Böylece Fatsa devletin bir numaralı hedefi hâline getiriliyordu. Peki, sorunu buraya getiren gelişmeler nelerdi? Bunun için önce 4 Temmuz 1980 tarihli ‘Milliyet Gazetesi’nde yayınlanan şu habere bakmakta yarar vardır.

“Seçimleri, karaborsaya ve yolsuzluklara karşı mücadele edeceğini söyleyen, halkın söz ve karar sahibi olacağı bir belediyecilik anlayışını savunan Fikri Sönmez kazandı. Seçimlerden bir ay sonra halkın seçtiği temsilciler aracılığıyla içinde AP’li ve MSP’lilerin de bulunduğu 11 Halk Komitesi kuruldu. Halk bu komitelerde örgütlendi ve çalışmalar kısa zamanda başarı kazandı.

Dört yılda yapılamaz denilen Fatsa sokakları kadın, çocuk herkesin katılımıyla sürdürülen ‘Çamura Son’ kampanyasıyla bir hafta içinde yeniden düzenlendi.

Yaklaşık 400 kumarcının bulunduğu ilçede kadınların yardımıyla kumar oynanmasına son verildi. Parası ödendiği hâlde alınamayan itfaiye aracının yerine, eski bir itfaiye aracı çalışır hâle getirildi. Karaborsa önlendi. Yüksek faizle tefeciler köylerden birken faizlerini toplayamadılar.

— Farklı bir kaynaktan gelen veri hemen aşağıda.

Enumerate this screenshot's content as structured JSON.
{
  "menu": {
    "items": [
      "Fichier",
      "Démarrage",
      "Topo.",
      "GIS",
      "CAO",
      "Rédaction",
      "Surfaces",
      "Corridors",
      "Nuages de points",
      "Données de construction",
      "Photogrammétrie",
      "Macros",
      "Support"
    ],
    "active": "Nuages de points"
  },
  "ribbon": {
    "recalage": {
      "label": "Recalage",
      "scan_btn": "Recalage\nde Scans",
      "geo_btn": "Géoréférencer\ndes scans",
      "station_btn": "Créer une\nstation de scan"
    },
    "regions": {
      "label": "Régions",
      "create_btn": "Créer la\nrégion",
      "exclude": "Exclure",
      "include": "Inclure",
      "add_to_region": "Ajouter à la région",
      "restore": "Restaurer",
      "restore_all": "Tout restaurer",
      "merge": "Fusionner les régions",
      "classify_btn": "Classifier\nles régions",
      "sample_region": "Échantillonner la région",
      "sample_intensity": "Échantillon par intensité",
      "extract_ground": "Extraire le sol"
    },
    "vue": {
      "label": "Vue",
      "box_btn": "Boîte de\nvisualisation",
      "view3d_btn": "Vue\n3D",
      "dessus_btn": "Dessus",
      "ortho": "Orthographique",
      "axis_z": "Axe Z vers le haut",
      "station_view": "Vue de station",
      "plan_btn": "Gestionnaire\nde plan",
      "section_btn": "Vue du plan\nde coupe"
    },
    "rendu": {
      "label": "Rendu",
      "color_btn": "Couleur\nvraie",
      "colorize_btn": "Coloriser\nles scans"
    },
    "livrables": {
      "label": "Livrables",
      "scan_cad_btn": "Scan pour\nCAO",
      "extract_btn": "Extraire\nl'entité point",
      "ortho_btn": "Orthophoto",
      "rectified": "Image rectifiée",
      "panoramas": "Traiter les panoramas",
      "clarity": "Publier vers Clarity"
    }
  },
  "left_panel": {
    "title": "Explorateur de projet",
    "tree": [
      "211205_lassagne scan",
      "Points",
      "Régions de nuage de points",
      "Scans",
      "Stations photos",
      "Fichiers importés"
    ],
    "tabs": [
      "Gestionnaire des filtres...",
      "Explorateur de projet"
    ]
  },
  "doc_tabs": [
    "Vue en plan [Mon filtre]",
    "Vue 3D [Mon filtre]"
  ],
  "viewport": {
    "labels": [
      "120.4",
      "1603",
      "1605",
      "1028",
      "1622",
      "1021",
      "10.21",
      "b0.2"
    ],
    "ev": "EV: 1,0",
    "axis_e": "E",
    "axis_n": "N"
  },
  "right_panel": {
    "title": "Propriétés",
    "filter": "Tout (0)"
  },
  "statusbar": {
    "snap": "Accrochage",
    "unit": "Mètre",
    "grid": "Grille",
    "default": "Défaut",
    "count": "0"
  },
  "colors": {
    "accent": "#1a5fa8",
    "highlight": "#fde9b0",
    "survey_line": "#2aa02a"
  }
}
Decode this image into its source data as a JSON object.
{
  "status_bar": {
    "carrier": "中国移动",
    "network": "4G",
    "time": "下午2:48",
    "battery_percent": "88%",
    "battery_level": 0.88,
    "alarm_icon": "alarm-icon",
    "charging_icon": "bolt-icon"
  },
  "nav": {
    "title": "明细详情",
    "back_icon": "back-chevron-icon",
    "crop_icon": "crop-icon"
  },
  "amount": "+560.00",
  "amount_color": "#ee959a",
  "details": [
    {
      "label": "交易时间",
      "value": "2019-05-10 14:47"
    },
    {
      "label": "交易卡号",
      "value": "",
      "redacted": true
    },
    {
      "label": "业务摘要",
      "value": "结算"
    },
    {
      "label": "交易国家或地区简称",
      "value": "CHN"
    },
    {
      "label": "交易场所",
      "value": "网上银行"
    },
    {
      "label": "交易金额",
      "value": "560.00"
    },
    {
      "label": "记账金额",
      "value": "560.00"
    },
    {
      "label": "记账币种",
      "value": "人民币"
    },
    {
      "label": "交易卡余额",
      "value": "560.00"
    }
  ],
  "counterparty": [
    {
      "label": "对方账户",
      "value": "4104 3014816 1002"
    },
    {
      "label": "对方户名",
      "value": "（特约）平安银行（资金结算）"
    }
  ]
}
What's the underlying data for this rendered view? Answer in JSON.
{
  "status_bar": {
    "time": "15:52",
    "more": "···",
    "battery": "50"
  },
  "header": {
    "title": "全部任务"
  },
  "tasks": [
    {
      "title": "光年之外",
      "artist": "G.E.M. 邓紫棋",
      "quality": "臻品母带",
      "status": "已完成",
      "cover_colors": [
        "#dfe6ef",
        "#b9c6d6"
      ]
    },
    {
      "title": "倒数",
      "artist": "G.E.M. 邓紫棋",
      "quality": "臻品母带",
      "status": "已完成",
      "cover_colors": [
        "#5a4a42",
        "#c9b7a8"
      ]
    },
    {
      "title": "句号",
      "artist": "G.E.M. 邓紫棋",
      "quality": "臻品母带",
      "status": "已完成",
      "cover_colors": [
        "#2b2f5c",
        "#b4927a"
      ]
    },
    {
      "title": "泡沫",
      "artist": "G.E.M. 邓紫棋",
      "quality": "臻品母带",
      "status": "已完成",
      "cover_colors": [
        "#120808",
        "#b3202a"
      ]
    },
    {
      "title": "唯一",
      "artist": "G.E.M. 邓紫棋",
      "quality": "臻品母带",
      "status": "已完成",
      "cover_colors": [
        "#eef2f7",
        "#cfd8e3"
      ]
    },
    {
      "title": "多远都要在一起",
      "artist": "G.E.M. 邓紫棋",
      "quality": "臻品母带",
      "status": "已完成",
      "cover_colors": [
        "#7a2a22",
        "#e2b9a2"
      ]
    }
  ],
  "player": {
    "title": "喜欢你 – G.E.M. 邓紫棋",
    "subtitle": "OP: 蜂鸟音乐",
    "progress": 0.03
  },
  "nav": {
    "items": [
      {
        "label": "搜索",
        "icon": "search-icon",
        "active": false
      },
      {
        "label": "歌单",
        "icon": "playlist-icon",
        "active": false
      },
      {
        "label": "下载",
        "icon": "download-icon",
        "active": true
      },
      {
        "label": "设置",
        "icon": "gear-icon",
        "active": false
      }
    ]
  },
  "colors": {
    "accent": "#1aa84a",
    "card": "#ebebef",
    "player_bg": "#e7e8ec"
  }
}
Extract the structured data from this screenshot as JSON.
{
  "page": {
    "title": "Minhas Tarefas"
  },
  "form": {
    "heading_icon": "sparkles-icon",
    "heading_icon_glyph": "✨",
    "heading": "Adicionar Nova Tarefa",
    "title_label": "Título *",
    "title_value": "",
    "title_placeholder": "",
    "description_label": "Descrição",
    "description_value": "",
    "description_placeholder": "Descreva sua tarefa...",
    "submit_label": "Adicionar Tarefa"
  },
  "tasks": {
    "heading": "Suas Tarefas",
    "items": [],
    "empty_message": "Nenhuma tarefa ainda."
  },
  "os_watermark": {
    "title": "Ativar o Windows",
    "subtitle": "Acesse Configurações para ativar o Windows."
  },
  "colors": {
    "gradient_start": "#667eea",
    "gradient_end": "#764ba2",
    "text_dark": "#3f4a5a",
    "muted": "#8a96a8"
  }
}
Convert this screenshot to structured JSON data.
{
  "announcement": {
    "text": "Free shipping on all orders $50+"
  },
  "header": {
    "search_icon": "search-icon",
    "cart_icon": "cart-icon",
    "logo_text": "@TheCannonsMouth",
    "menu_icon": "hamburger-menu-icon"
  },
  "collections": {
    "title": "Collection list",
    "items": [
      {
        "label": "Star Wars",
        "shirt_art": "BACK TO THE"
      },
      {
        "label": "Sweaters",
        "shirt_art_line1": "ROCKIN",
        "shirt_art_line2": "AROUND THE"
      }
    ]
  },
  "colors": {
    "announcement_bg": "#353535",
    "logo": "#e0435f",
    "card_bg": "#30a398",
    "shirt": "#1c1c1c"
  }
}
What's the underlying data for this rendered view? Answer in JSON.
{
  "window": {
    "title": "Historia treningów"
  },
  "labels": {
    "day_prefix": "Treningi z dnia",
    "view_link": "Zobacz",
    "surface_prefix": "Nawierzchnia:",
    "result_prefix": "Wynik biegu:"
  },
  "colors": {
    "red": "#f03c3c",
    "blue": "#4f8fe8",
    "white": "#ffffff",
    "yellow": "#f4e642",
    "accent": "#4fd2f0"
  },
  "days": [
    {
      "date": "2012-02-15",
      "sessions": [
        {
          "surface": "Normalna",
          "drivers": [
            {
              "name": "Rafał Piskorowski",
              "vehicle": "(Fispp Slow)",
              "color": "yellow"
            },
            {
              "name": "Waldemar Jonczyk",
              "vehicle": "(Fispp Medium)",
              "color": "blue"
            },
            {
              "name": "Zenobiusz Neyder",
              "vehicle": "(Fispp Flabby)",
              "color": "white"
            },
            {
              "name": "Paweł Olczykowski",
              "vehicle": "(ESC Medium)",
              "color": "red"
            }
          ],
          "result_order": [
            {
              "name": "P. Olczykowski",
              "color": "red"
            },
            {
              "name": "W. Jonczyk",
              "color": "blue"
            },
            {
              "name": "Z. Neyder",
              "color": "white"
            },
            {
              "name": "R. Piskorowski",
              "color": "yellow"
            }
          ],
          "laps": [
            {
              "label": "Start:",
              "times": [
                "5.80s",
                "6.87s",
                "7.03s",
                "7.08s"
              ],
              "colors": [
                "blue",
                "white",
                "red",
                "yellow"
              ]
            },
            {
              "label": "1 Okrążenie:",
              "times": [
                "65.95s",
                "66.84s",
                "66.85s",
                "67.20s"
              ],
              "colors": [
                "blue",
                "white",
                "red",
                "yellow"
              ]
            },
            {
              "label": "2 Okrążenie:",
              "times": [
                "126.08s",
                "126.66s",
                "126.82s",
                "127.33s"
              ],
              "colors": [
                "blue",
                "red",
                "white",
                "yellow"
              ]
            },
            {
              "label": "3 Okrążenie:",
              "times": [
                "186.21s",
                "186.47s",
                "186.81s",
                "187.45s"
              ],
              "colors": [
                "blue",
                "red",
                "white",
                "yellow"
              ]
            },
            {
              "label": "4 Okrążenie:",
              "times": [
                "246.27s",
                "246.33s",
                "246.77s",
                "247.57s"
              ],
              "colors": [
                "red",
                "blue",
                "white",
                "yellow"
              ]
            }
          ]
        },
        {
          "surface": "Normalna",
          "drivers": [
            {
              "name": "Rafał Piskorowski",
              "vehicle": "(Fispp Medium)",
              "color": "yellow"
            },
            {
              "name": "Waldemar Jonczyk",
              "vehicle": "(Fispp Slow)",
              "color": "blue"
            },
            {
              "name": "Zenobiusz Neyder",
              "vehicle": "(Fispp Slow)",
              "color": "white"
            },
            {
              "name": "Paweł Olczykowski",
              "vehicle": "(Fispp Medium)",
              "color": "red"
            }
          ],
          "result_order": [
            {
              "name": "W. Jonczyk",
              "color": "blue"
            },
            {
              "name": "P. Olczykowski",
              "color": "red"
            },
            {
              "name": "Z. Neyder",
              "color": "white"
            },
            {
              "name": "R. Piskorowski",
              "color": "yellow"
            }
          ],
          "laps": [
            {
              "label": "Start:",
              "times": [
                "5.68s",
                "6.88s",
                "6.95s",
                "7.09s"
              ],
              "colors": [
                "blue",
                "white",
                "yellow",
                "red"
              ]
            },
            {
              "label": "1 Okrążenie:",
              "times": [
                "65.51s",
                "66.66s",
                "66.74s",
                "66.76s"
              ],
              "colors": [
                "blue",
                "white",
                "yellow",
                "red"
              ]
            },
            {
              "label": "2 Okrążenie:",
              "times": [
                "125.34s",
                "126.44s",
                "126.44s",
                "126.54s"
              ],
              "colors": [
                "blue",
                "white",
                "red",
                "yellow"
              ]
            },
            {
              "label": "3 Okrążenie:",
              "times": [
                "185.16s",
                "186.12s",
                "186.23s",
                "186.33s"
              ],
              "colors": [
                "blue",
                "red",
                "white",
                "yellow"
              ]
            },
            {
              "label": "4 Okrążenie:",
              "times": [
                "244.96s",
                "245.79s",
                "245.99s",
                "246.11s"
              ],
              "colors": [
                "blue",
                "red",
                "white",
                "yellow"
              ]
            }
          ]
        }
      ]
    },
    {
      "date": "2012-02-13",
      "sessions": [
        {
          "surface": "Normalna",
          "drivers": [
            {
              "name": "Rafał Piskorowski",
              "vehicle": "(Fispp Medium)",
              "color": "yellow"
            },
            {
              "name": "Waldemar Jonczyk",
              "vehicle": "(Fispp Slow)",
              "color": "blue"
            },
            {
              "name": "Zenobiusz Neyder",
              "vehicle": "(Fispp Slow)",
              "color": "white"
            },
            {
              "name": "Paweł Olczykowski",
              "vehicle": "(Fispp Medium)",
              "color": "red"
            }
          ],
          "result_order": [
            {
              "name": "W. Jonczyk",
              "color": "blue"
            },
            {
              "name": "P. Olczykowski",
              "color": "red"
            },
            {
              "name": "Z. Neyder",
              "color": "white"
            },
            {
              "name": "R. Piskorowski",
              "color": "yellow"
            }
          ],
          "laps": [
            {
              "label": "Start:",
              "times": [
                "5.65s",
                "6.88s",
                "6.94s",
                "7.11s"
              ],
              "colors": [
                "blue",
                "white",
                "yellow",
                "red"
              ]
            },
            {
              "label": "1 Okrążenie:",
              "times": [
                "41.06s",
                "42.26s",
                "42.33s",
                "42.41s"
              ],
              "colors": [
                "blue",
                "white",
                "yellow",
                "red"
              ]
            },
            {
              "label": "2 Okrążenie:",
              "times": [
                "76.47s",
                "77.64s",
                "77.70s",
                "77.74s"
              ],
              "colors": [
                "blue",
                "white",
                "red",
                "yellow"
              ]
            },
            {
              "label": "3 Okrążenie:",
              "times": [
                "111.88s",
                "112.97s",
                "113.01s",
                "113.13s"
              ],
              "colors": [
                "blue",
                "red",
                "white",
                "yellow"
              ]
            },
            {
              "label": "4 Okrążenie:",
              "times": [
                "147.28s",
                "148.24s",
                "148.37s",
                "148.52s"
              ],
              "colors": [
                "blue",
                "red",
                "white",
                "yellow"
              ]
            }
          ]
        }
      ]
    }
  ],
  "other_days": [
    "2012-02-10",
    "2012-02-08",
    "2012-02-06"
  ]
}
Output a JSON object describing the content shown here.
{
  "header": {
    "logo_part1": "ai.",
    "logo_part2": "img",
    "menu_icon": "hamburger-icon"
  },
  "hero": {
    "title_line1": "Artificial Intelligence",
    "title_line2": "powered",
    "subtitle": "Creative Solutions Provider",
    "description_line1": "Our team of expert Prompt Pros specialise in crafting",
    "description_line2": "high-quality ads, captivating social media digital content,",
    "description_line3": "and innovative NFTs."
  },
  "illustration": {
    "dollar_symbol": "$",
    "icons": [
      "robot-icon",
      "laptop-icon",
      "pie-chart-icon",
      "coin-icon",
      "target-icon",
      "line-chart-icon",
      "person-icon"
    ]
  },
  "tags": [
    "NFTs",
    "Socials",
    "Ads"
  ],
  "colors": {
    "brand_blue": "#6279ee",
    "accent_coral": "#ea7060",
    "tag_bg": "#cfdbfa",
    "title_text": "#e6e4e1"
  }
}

Halka satılmadan depolarda bekletilen yağlar, stokçuların depoları açılarak halk komiteleri eliyle dağıtıldı.”

Gelişmeler böyleydi. Fatsalılar huzur ve güven içerisindeydiler. Öyle ki AP ilçe yöneticileri bile parti merkezlerine çektikleri bir telgrafta, “Bize yapacağınız en büyük iyilik Fatsa’nın idaresini bize bırakmanızdır,” diyorlardı.

‘Milliyet Gazetesi’nde yer alan habere göre MSP ilçe başkanı da, “Fatsa’da ateş ile barut yok. Değişik görüşler her zaman bir aradayız. İlçede zorlama yok, tazyik yok, herkese insan gözüyle bakılıyor,” demektedir.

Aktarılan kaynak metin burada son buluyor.